The effect of the buffer layer coupling on the lattice parameter of epitaxial graphene on SiC(0001)

TL;DR

This study uses grazing incidence X-ray diffraction and Raman spectroscopy to analyze how the buffer layer's coupling affects the lattice parameters and strain in epitaxial graphene on SiC(0001), revealing the buffer layer's key role in strain transfer.

Contribution

It provides detailed measurements of lattice parameters of buffer, monolayer, and bilayer graphene, showing how buffer layer decoupling influences strain relaxation and layer properties.

Findings

Buffer layer's lattice parameter varies with coverage

Decoupling buffer layer relaxes strain in graphene layers

Intercalation transforms buffer layer into graphene

Abstract

Grazing incidence X-ray diffraction (GID) was employed to probe the structure of atomically thin carbon layers on SiC(0001): a so-called buffer layer (BL) with a $6(\sqrt{3}\times\sqrt{3})$R30$^\circ$ periodicity, a monolayer graphene (MLG) on top of the BL, and a bilayer graphene (BLG). The GID analysis was complemented by Raman spectroscopy.
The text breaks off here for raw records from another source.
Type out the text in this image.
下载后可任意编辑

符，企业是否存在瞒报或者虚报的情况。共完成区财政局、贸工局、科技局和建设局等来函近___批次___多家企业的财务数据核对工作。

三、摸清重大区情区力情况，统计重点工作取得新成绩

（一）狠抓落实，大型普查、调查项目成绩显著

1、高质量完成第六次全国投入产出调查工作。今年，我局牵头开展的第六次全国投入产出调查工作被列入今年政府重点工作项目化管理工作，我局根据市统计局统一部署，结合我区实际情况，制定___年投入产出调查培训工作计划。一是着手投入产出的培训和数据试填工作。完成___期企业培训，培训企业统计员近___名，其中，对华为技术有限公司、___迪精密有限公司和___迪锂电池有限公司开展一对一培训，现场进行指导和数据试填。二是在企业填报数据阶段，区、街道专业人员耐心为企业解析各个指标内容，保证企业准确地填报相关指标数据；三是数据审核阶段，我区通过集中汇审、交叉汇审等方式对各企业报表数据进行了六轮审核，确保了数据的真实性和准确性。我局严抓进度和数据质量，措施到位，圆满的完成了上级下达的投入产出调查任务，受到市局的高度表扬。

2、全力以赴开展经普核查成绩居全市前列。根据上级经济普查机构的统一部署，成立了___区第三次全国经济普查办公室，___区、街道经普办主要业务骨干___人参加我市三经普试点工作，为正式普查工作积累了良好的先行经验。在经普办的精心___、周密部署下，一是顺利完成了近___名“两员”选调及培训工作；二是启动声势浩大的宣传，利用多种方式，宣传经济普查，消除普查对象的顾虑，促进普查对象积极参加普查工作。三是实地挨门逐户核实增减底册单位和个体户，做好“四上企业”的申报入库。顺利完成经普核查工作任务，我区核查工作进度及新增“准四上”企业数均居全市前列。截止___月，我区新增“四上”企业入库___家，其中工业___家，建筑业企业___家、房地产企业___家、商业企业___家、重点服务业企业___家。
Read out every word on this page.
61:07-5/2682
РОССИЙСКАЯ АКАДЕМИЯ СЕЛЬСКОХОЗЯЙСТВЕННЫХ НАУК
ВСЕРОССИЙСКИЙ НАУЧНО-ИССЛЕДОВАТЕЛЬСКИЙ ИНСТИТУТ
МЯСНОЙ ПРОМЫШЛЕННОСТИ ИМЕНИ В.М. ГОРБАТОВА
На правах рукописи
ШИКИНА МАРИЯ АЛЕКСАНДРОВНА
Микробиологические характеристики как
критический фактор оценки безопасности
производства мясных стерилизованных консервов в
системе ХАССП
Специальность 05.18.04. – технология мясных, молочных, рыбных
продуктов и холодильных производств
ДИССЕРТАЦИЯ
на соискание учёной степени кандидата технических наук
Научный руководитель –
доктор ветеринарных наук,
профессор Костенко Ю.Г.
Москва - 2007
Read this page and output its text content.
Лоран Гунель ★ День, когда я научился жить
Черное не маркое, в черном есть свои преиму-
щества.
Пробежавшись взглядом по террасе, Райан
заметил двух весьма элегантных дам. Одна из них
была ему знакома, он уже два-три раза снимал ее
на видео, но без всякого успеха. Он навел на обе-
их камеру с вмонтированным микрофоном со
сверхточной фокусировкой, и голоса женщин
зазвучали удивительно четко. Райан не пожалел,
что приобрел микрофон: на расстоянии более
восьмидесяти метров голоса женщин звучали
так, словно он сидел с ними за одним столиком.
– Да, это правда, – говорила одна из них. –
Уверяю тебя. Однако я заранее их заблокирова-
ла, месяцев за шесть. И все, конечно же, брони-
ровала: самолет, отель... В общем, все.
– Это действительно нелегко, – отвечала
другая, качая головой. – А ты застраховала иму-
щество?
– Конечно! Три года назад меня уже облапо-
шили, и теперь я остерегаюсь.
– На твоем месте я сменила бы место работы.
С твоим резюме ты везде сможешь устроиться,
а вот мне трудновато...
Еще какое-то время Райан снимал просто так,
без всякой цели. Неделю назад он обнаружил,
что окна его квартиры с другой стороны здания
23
The lattice parameter of each layer was measured with high precision by GID. The BL possesses a different lattice parameter and corrugation when it is uncovered or beneath MLG. Our results demonstrate that the interfacial BL is the main responsible for the strain in MLG. By promoting its decoupling from the substrate via intercalation, it turns into graphene, leading to a simultaneous relaxation of the MLG and formation of a quasi-free-standing BLG.